With the assistance of three others whose names now evade me, but likely Jim Bennett, Mike Wilson and Bill Post, the comings and goings of Mr. Rochester were closely watched. One afternoon, just before heading off to our Math B class, we knew that Mr. Rochester was intently dealing with students in the Detention Room. We saw our chance. With my all-powerful key in hand we headed to Mr. Rogister’s office. Once inside we cleared off his desk, wiggled it out the door, locked the door back up and headed down the hallway towards the school’s back door.
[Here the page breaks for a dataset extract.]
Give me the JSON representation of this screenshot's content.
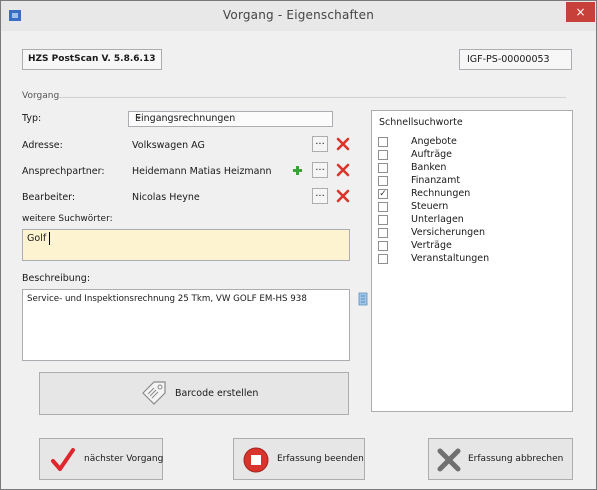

Where we could hide his heavy wooden desk now became a rather pressing question. On passing the last classroom where John Greaves was attempting to explain calculus to thirty farm kids the solution to our hastily conceived heist struck us. I knocked on his classroom door, stuck my head in and said, “We need to put this desk in here for a while. Is that okay with you?”
With a quizzical smile John said, “Sure. Put it right over there at the back of the room.” After the heavy oak desk had landed we departed for our Math B class a long block away from the scene of the crime. When our class was finished we all headed straight home.
Next day the story in the hallways was evolving into one of those legends which become very hard to verify. Apparently all of the school buses were ordered to be held and everyone had to remain in their homerooms until Mr. Rogister found his desk. Exactly how John Greaves handled the situation when the desk was discovered in his classroom I fear I will never know as he is now gone from us. For many years, until just a few years ago, Ken Grant, Wode O’Ray, Eric Meyers and I would join John Greaves at his Meyersburg farm for his annual croquet tournament. Between the excitement of the competition and the whisky tasting as the winners were declared I always neglected to ask John how that afternoon went as Mr. Rogister scoured the school for his desk. And how had it been stolen when his office door was securely locked?
In any event, John Greaves was a good man, a great math teacher, and he never gave us up. Nor did any of the students in his classroom that day who witnessed our delivery. But every time I met Mr. Rogister in the hallways after that his glaring from the mouthwash episode appeared to have transformed into a sly little smile which told me, “I know it was you Coxwell. Don’t know how you did it but one day I’ll get the answer.” So Mr. Rogister, if you are still out there, my somewhat belated confession is hereby given to you. Mystery solved.